***
— Утречко, — Дилан сворачивает на кухню, на удивление, не ощущая гнета после бессонной ночи. Он принял холодный душ, подремал — и стал другим человеком. Вновь собой. Одной из версий себя. Роббин наливает себе кофе, еле удерживаясь на ногах после долгой ночной смены. Смотрит на сына, не подавляя тревогу во взгляде:
— Вижу, ночь прошла хорошо, — ей неприятно видеть отметины на коже сына. — Не скажешь, где ты был?
— Я ничего не употреблял, — лжет, зная, что мать в первую очередь интересует именно это. Подходит к фильтру, взяв стакан, и начинает заполнять его холодной водой.

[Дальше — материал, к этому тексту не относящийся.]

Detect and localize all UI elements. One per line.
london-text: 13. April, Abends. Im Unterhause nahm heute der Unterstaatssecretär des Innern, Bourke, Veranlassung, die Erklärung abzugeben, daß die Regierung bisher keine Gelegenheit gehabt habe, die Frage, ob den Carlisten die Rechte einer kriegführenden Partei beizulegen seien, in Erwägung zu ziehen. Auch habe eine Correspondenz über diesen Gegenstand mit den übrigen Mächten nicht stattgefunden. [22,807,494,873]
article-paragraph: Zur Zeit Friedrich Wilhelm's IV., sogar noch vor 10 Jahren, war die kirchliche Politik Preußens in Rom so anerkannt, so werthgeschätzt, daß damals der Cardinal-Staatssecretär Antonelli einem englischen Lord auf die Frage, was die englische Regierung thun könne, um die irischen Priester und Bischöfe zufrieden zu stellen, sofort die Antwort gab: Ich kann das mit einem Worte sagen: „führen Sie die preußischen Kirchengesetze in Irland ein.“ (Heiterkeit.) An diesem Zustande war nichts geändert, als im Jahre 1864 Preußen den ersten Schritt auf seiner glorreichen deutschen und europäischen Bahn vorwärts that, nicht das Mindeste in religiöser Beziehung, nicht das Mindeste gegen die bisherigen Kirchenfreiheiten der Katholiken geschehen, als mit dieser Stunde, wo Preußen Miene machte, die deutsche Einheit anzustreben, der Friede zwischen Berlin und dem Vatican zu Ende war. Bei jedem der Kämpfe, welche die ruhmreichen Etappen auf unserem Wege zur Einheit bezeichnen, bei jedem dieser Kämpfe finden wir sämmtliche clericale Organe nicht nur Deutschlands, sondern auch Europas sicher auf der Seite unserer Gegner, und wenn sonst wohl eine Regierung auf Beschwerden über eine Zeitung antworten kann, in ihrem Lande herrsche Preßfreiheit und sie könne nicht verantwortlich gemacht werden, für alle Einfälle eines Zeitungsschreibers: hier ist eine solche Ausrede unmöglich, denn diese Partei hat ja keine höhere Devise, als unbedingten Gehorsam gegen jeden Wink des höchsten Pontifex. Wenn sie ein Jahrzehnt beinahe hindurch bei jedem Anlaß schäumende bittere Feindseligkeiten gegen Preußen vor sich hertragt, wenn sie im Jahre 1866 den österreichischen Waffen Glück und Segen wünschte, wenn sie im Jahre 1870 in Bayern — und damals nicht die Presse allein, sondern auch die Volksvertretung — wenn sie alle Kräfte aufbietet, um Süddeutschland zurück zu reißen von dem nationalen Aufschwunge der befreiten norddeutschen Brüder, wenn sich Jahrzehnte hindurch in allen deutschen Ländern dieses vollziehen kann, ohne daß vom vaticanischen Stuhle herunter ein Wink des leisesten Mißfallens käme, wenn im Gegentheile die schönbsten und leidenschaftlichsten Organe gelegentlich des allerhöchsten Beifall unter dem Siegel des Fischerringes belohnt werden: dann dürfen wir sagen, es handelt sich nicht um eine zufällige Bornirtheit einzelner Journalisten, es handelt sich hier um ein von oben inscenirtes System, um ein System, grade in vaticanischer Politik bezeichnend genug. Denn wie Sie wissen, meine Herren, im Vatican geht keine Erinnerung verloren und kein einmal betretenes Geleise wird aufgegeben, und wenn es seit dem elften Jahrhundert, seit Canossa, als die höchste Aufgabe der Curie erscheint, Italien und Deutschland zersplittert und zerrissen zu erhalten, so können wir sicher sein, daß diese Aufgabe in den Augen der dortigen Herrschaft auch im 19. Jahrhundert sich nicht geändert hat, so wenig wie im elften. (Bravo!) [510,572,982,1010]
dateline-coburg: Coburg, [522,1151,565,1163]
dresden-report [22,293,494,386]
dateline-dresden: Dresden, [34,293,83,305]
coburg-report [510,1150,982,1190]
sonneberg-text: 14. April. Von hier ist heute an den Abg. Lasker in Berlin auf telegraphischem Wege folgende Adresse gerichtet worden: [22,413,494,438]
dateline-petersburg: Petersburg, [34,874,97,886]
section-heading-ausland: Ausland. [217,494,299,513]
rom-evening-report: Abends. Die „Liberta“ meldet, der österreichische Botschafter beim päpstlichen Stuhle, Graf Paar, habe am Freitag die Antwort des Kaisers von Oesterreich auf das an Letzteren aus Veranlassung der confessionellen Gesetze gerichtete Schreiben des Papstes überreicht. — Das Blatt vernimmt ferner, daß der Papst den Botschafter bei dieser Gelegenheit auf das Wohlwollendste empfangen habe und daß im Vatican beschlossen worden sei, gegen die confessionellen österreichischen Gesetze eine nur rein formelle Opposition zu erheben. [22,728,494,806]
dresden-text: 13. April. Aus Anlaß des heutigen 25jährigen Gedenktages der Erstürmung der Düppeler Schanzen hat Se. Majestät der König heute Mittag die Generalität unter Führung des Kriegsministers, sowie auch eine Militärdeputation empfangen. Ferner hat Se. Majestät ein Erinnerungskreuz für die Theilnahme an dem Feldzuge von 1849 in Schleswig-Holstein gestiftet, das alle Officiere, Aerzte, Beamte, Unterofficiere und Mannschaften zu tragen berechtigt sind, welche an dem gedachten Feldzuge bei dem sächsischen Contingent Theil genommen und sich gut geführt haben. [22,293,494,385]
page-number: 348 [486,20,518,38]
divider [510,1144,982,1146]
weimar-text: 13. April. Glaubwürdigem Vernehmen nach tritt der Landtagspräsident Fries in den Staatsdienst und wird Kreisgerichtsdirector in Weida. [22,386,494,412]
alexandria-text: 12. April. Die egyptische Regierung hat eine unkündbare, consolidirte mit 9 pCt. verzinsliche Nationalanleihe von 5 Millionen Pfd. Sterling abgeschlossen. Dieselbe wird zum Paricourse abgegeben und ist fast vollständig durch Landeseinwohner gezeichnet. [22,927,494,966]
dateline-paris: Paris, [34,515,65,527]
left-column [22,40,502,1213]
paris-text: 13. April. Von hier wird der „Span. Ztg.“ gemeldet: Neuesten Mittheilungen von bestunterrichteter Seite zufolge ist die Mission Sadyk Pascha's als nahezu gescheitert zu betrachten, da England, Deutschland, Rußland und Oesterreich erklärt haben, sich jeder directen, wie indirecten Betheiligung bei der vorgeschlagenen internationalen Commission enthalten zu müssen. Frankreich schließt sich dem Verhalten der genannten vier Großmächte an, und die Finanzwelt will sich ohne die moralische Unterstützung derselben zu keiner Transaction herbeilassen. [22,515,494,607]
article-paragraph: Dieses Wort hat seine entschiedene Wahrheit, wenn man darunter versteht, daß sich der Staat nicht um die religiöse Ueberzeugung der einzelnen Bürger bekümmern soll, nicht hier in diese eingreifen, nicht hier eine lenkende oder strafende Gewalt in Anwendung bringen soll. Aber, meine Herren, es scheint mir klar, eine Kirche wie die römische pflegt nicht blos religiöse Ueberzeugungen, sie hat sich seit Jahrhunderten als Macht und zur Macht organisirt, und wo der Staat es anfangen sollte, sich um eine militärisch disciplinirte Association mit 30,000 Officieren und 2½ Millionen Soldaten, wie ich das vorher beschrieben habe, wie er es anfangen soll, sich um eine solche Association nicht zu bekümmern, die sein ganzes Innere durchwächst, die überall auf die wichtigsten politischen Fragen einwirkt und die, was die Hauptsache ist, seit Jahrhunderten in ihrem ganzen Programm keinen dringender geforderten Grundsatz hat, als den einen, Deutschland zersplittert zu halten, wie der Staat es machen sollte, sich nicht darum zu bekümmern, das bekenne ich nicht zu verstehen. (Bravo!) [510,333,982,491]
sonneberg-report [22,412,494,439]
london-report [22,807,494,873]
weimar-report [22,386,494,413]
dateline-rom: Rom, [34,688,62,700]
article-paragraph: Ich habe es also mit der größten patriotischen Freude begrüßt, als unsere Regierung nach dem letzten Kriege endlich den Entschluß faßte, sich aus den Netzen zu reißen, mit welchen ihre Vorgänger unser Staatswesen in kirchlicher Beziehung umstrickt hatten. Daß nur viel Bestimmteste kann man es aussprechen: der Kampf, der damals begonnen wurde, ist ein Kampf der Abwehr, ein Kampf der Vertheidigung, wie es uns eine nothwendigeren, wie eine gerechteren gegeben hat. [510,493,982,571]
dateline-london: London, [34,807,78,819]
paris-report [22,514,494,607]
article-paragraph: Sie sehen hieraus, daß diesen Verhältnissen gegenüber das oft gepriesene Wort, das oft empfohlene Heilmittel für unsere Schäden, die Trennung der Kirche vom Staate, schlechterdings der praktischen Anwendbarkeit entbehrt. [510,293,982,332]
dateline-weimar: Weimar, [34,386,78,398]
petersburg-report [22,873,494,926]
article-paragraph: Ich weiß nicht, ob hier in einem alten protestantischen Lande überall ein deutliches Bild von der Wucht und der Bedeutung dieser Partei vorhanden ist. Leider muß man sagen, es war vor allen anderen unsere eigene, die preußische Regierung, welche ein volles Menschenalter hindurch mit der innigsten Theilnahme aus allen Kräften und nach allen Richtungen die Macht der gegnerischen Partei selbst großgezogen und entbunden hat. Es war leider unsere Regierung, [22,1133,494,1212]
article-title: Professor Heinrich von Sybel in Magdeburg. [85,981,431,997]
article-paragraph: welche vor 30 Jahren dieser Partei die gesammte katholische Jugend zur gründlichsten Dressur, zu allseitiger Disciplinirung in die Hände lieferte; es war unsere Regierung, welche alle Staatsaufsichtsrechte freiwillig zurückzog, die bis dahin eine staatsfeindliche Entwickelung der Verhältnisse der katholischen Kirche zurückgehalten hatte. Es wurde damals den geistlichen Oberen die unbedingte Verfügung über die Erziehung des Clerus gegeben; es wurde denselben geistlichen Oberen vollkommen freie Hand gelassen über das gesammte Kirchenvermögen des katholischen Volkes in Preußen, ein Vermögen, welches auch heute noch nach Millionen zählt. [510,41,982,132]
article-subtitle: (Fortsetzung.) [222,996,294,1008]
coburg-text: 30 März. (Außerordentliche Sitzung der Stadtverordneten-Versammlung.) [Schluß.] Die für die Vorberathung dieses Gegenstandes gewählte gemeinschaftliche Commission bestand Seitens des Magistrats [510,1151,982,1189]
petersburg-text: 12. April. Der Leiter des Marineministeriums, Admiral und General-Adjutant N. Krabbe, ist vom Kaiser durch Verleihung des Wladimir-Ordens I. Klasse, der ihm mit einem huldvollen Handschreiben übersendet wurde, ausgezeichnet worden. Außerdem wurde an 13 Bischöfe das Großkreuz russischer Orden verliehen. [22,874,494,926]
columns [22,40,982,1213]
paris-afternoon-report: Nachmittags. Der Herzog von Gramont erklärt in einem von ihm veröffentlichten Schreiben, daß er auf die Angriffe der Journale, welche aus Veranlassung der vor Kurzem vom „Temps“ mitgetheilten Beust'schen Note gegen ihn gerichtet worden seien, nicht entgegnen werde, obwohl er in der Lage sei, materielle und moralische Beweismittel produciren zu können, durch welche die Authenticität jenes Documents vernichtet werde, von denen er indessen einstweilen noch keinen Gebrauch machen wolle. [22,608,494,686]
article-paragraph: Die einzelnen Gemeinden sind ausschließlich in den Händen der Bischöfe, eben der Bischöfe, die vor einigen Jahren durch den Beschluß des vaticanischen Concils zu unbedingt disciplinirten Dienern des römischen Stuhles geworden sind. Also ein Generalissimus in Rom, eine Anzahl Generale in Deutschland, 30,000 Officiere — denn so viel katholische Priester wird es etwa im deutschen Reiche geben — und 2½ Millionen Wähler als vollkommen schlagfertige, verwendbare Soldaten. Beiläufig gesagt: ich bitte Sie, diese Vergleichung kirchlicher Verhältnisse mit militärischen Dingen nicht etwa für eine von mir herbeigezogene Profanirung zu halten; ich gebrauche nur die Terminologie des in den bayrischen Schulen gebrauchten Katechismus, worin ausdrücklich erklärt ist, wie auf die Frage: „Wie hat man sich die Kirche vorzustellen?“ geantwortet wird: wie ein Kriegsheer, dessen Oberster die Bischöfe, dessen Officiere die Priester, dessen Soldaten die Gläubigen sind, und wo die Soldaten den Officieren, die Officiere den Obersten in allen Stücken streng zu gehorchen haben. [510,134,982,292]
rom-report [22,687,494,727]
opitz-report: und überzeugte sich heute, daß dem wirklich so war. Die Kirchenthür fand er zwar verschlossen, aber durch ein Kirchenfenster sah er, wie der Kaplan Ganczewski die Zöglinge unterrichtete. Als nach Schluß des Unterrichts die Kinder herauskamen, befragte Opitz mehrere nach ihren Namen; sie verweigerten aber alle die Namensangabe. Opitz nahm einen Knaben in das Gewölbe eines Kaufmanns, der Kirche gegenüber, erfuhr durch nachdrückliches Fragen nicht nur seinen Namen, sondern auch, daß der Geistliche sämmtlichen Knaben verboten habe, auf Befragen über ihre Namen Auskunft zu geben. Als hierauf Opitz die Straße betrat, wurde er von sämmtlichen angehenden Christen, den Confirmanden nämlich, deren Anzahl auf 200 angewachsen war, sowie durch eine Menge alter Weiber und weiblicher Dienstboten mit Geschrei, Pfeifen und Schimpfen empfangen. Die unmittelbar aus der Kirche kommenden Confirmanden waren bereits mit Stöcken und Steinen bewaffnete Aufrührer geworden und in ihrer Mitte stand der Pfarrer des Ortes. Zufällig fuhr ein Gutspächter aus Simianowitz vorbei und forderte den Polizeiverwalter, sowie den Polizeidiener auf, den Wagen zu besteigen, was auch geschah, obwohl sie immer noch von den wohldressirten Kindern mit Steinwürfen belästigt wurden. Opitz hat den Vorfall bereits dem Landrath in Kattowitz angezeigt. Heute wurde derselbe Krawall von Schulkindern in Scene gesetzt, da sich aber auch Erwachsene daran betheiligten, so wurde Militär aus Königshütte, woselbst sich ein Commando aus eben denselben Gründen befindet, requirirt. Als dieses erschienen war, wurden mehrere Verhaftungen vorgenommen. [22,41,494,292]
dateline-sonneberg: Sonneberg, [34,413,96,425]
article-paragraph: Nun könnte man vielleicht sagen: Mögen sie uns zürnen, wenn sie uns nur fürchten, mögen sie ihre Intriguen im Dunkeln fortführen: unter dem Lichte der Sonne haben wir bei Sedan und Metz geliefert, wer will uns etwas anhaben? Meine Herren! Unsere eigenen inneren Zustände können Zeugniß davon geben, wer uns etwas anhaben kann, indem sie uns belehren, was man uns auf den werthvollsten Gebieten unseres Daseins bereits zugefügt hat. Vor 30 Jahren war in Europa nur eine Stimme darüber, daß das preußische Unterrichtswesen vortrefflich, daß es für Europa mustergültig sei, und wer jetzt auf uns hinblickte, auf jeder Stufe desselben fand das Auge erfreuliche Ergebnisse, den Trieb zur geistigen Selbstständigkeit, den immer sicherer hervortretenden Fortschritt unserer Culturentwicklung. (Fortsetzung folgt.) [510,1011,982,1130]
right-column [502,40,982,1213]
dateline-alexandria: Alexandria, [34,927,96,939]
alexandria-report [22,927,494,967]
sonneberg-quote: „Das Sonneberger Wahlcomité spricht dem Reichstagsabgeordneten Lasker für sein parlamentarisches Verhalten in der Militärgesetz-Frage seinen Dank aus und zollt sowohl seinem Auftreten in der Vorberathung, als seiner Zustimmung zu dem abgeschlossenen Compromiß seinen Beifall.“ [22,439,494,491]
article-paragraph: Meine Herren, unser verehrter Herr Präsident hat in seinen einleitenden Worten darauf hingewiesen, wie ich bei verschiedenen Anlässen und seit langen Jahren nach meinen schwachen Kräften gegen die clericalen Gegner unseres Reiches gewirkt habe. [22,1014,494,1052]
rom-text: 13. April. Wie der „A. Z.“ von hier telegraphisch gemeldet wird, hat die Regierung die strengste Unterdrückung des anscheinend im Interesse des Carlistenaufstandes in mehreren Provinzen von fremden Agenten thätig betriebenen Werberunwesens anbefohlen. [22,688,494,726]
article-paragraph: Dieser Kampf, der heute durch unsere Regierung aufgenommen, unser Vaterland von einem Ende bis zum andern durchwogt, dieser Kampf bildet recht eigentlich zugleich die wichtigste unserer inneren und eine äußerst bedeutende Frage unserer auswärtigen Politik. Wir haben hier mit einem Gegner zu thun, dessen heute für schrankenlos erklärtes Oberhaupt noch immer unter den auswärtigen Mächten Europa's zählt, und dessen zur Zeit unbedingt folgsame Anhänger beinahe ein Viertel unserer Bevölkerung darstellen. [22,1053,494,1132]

— Оно видно, — Роббин не думает верить сыну. Видит, как того слегка покачивает при ходьбе, и предполагает, что он ещё не до конца протрезвел. Присаживается за стол, устало выдохнув, и ладонями проникает в распущенные волосы, пальцами помассировав виски:
— Я знаю, каким ты становишься, когда выпьешь, — с волнением шепчет, сцепив ладони в замок возле своих искусанных губ, чтобы осторожно постукивать костяшками. — Тебе голову сносит, — смотрит перед собой, не получая никакой реакции со стороны Дилана, который продолжает пить воду, достав аптечку с полки. Женщина моргает, обеспокоенно глотнув кофе, и набирается смелости поднять актуальную тему:
— Я знаю, ты не любишь обсуждать это, но кто-то должен напоминать тебе о твоей предрасположенности, — напряженным вниманием одаривает парня, который прекращает перерывать аптечку в поисках лекарства от головной боли. Дилан поднимает глаза, никак не реагируя на слова матери, поэтому она продолжает:
— У тебя это в генах, пойми, — пытается говорить мягко, без должного давления, ведь почему-то её сын никак не примет эту часть себя и не поймет, что с ней необходимо бороться. — Тебе нельзя пить.

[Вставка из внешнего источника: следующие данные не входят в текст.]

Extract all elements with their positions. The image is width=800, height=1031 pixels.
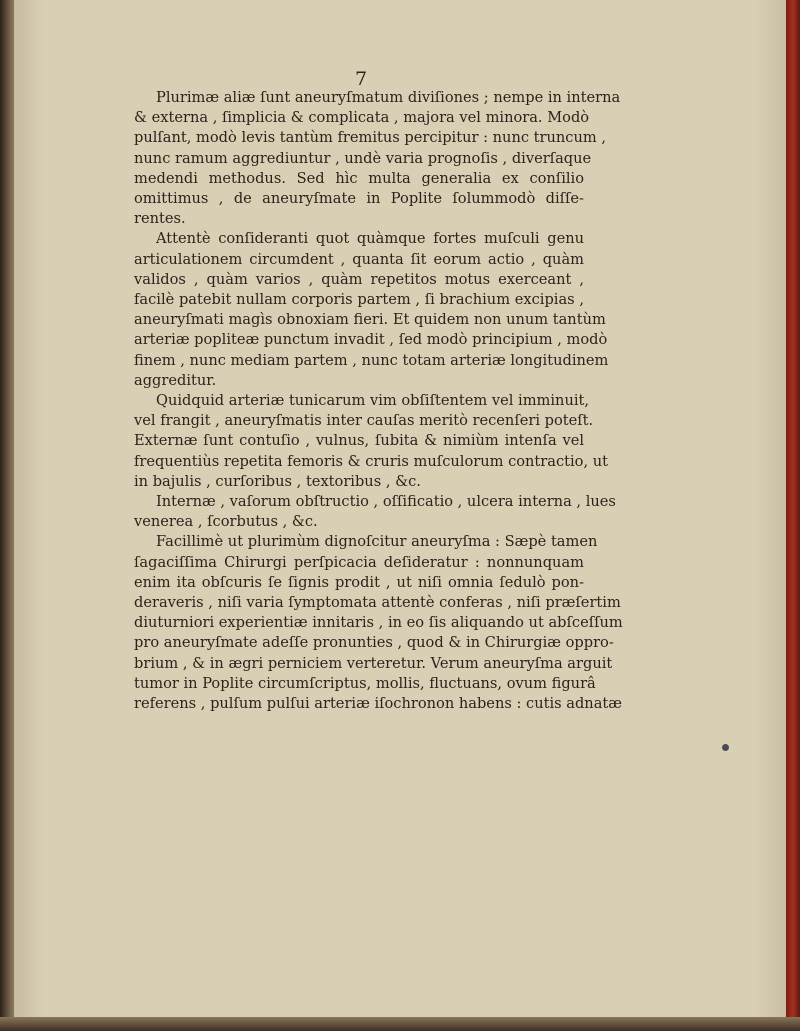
text-line: aneuryſmati magìs obnoxiam fieri. Et quidem non unum tantùm (134, 311, 606, 329)
text-line: Quidquid arteriæ tunicarum vim obſiſtentem vel imminuit, (156, 392, 590, 410)
book-bottom-edge (0, 1017, 800, 1031)
text-line: deraveris , niſi varia ſymptomata attentè conferas , niſi præſertim (134, 594, 621, 612)
book-cover-edge (786, 0, 800, 1031)
text-line: Externæ ſunt contuſio , vulnus, ſubita & nimiùm intenſa vel (134, 432, 584, 450)
text-line: pulſant, modò levis tantùm fremitus percipitur : nunc truncum , (134, 129, 606, 147)
book-page (14, 0, 786, 1031)
text-line: aggreditur. (134, 371, 217, 389)
text-line: arteriæ popliteæ punctum invadit , ſed modò principium , modò (134, 331, 608, 349)
body-text (134, 88, 623, 714)
paragraph (134, 88, 621, 229)
text-line: omittimus , de aneuryſmate in Poplite ſolummodò diſſe- (134, 190, 584, 208)
text-line: Internæ , vaſorum obſtructio , oſſificatio , ulcera interna , lues (156, 493, 616, 511)
paragraph (134, 229, 609, 391)
text-line: vel frangit , aneuryſmatis inter cauſas meritò recenſeri poteſt. (134, 412, 594, 430)
text-line: medendi methodus. Sed hìc multa generalia ex conſilio (134, 169, 584, 187)
text-line: ſagaciſſima Chirurgi perſpicacia deſideratur : nonnunquam (134, 553, 584, 571)
paragraph (134, 532, 623, 714)
text-line: tumor in Poplite circumſcriptus, mollis, fluctuans, ovum figurâ (134, 674, 596, 692)
text-line: venerea , ſcorbutus , &c. (134, 513, 318, 531)
text-line: pro aneuryſmate adeſſe pronunties , quod & in Chirurgiæ oppro- (134, 634, 614, 652)
text-line: nunc ramum aggrediuntur , undè varia prognoſis , diverſaque (134, 149, 592, 167)
text-line: in bajulis , curſoribus , textoribus , &c. (134, 472, 421, 490)
ink-spot (722, 744, 729, 751)
book-gutter-edge (0, 0, 14, 1031)
text-line: articulationem circumdent , quanta ſit eorum actio , quàm (134, 250, 584, 268)
text-line: brium , & in ægri perniciem verteretur. Verum aneuryſma arguit (134, 654, 613, 672)
page-number: 7 (354, 68, 368, 90)
text-line: facilè patebit nullam corporis partem , ſi brachium excipias , (134, 291, 584, 309)
text-line: referens , pulſum pulſui arteriæ iſochronon habens : cutis adnatæ (134, 695, 622, 713)
text-line: Attentè conſideranti quot quàmque fortes muſculi genu (156, 230, 584, 248)
text-line: Facillimè ut plurimùm dignoſcitur aneuryſma : Sæpè tamen (156, 533, 598, 551)
text-line: frequentiùs repetita femoris & cruris muſculorum contractio, ut (134, 452, 609, 470)
paragraph (134, 391, 609, 492)
text-line: finem , nunc mediam partem , nunc totam arteriæ longitudinem (134, 351, 609, 369)
text-line: diuturniori experientiæ innitaris , in eo ſis aliquando ut abſceſſum (134, 614, 623, 632)
text-line: & externa , ſimplicia & complicata , majora vel minora. Modò (134, 109, 590, 127)
text-line: rentes. (134, 210, 186, 228)
text-line: enim ita obſcuris ſe ſignis prodit , ut niſi omnia ſedulò pon- (134, 573, 584, 591)
text-line: validos , quàm varios , quàm repetitos motus exerceant , (134, 270, 584, 288)
paragraph (134, 492, 616, 532)
text-line: Plurimæ aliæ ſunt aneuryſmatum diviſiones ; nempe in interna (156, 89, 621, 106)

— На меня сегодня не готовь, — О’Брайен оставляет аптечку, взяв стакан с водой, и натянуто улыбается матери, направившись к двери. Отворачивается, а женщина еле вскакивает на вялые ноги:
— Куда ты?
Парень выходит. Роббин без сил опускается обратно на стул, вновь упираясь кулаком в губы. С хмурым видом размышляет, всё больше тонет в тревоге.
Да. Каждый раз Дилану становится легче, но какой ценой он зарабатывает временный душевный штиль? Ему нужно морально остановиться. Роббин вздыхает, прикрыв веки.
Найдет ли её сын когда-нибудь эмоциональную гармонию с собой.
С обеими своими личностями.
========== Глава 6 ==========
У меня необычный оттенок кожи. Она кажется серой. У Роббин щеки розоватые, кожа цвета персика, здоровая. Дилан, конечно, бледнее, но его внешнее состояние всё равно не вызывает вопросов. А у меня… Может, проблема в освещении?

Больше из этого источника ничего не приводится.